Pulmonary Reactions:

ACUTE, SUBACUTE, OR CHRONIC PULMONARY REACTIONS HAVE BEEN OBSERVED IN PATIENTS TREATED WITH NITROFURANTOIN. IF THESE REACTIONS OCCUR, N ITROFURANTOIN CAPSULES, USP (MONHYDRATE/MACROCRYSTALS) SHOULD BE DISCONTINUED AND APPROPRIATE MEASURES TAKEN. REPORTS HAVE CITED PULMONARY REACTIONS AS A CONTRIBUTING CAUSE OF DEATH.

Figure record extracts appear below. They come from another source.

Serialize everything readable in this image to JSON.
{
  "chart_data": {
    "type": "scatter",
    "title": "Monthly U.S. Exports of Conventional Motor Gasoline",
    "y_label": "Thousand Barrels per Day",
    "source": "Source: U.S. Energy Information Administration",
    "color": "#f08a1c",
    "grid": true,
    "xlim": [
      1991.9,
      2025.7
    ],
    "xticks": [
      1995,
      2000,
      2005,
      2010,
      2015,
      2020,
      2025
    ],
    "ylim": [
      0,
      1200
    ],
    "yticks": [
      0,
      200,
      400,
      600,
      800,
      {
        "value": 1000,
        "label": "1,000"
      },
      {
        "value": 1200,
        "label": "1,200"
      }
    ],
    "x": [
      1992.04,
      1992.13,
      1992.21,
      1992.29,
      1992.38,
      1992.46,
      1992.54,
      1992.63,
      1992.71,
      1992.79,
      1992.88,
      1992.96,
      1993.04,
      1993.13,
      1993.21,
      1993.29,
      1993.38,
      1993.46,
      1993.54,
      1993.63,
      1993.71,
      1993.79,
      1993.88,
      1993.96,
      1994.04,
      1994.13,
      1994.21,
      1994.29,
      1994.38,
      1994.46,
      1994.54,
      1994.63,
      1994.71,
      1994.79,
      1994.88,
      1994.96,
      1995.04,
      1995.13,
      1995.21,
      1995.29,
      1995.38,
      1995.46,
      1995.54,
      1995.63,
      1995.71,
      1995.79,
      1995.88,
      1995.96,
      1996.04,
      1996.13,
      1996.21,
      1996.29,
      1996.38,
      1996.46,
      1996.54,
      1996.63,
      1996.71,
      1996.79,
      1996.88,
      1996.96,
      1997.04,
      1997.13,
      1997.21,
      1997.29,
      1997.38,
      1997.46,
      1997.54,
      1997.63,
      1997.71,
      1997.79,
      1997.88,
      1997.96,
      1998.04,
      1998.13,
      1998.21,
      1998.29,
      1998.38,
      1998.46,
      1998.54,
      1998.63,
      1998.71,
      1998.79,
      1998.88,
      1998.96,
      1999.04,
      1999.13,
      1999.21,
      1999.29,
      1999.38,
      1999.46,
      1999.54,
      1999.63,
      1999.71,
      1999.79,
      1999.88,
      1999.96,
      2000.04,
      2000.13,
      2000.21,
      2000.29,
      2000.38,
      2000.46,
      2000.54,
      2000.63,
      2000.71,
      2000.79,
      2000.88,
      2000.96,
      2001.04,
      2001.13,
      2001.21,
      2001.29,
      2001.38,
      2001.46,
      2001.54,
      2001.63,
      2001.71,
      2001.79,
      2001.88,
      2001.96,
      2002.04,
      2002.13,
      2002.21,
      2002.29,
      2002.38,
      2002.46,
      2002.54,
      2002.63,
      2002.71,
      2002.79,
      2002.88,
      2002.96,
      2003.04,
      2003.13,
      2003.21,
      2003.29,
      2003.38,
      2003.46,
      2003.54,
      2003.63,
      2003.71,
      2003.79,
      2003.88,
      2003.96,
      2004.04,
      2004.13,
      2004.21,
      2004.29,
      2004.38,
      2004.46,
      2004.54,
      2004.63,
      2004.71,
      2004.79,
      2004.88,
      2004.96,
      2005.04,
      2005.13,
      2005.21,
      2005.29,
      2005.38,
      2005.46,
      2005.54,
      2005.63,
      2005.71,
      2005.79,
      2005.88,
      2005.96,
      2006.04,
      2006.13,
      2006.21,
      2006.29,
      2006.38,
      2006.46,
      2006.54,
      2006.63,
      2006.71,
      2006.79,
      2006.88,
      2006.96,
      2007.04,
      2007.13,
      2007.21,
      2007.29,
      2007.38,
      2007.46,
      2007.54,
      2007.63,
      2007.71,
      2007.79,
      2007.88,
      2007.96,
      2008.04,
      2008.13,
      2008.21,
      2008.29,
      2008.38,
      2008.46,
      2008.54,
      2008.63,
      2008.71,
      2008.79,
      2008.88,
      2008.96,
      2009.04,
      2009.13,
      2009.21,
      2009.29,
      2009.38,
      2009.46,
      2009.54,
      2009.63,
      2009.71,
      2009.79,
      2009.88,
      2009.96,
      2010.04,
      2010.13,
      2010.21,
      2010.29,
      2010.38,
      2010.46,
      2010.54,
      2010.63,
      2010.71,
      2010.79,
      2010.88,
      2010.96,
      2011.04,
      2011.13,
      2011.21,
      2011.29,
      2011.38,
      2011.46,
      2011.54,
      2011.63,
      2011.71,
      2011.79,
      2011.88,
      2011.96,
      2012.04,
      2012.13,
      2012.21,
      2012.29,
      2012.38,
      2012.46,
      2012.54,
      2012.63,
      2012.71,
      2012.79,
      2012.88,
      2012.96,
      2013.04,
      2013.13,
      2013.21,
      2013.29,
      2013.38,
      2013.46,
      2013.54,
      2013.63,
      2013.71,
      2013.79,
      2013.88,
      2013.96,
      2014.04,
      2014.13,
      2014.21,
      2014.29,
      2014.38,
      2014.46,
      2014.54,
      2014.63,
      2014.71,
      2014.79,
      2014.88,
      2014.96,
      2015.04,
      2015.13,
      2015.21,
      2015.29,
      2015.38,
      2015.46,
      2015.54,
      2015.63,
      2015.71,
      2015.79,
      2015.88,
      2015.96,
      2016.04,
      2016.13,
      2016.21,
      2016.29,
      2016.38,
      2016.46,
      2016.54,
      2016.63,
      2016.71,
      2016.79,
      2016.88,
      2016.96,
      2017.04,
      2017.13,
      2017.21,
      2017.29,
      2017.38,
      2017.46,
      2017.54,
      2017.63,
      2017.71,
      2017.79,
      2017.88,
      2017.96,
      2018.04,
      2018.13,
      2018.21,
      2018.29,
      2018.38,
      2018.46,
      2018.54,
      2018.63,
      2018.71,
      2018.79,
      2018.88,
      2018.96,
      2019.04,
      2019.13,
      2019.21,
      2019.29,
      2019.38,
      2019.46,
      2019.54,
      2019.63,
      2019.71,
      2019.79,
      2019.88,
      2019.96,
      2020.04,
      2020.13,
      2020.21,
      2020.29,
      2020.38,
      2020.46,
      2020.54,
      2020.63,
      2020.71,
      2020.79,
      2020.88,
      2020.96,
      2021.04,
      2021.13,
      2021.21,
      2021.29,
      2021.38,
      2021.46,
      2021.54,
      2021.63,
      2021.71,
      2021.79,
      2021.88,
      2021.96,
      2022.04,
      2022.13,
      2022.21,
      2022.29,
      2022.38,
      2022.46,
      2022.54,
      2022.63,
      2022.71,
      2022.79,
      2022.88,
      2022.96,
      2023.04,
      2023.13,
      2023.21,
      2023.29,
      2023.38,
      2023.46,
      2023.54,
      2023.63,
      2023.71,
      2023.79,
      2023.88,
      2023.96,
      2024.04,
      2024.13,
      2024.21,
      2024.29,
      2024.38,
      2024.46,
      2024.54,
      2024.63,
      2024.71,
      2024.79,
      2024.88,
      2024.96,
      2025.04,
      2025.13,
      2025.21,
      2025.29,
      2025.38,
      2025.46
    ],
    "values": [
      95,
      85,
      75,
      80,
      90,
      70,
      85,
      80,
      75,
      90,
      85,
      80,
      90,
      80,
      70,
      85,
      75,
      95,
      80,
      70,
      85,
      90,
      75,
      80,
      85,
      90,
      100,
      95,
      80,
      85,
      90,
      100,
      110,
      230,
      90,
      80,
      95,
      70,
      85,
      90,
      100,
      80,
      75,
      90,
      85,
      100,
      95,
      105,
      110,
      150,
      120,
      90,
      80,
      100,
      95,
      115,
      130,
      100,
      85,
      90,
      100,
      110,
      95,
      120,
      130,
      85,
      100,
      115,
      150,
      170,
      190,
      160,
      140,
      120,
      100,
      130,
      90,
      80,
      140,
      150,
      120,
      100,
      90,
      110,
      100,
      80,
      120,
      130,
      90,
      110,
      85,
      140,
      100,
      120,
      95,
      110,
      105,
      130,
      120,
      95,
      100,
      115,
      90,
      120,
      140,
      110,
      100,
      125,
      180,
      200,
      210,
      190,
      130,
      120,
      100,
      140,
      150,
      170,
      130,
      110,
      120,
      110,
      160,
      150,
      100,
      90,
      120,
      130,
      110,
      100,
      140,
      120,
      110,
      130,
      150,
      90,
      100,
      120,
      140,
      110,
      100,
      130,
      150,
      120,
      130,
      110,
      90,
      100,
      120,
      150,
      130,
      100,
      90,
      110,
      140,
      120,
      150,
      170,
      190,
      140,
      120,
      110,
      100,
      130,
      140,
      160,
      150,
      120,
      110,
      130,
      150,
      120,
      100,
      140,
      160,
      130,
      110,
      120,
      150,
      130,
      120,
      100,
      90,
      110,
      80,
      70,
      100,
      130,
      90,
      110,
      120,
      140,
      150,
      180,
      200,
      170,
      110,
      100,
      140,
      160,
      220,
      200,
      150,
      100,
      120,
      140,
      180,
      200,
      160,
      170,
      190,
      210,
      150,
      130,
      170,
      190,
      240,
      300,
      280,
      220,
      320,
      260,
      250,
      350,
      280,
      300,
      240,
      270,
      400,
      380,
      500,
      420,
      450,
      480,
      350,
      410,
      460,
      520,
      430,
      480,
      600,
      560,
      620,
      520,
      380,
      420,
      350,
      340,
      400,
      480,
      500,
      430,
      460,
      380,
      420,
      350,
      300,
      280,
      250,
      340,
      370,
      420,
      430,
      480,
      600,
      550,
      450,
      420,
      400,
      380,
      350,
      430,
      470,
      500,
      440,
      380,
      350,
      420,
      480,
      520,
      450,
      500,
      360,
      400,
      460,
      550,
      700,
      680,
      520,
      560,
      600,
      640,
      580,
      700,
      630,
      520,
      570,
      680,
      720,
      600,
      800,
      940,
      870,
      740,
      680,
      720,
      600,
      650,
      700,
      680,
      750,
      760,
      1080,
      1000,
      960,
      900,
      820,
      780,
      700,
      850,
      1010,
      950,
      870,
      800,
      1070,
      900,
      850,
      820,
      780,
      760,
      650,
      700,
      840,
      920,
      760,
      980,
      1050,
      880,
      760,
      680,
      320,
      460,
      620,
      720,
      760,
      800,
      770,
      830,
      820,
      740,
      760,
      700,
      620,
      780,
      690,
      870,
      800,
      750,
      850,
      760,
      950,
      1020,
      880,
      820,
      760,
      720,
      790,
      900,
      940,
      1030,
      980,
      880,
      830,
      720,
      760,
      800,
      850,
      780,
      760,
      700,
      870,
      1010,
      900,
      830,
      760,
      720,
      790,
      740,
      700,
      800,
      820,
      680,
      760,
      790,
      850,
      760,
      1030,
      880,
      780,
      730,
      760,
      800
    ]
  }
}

CHRONIC PULMONARY REACTIONS (DIFFUSE INTERSTITIAL PNEUMONITIS OR PULMONARY FIBROSIS, OR BOTH) CAN DEVELOP INSIDIOUSLY. THESE REACTIONS OCCUR RARELY AND GENERALLY IN PATIENTS RECEIVING THERAPY FOR SIX MONTHS OR LONGER. CLOSE MONITORING OF THE PULMONARY CONDITION OF PATIENTS RECEIVING LONG-TERM THERAPY IS WARRANTED AND REQUIRES THAT THE BENEFITS OF THERAPY BE WEIGHED AGAINST POTENTIAL RISKS (SEE RESPIRATORY REACTIONS).

Hepatotoxicity:

Hepatic reactions, including hepatitis, cholestatic jaundice, chronic active hepatitis, and hepatic necrosis, occur rarely. Fatalities have been reported. The onset of chronic active hepatitis may be insidious, and patients should be monitored periodically for changes in biochemical tests that would indicate liver injury. If hepatitis occurs, the drug should be withdrawn immediately and appropriate measures should be taken.

Neuropathy:

Peripheral neuropathy, which may become severe or irreversible, has occurred. Fatalities have been reported. Conditions such as renal impairment (creatinine clearance under 60 mL per minute or clinically significant elevated serum creatinine), anemia, diabetes mellitus, electrolyte imbalance, vitamin B deficiency, and debilitating disease may enhance the occurrence of peripheral neuropathy. Patients receiving long-term therapy should be monitored periodically for changes in renal function.

Optic neuritis has been reported rarely in postmarketing experience with nitrofurantoin formulations.

Hemolytic anemia:

Cases of hemolytic anemia of the primaquine-sensitivity type have been induced by nitrofurantoin. Hemolysis appears to be linked to a glucose-6-phosphate dehydrogenase deficiency in the red blood cells of the affected patients. This deficiency is found in 10 percent of Blacks and a small percentage of ethnic groups of Mediterranean and Near-Eastern origin. Hemolysis is an indication for discontinuing Nitrofurantoin Capsules, USP (monohydrate/macrocrystals); hemolysis ceases when the drug is withdrawn.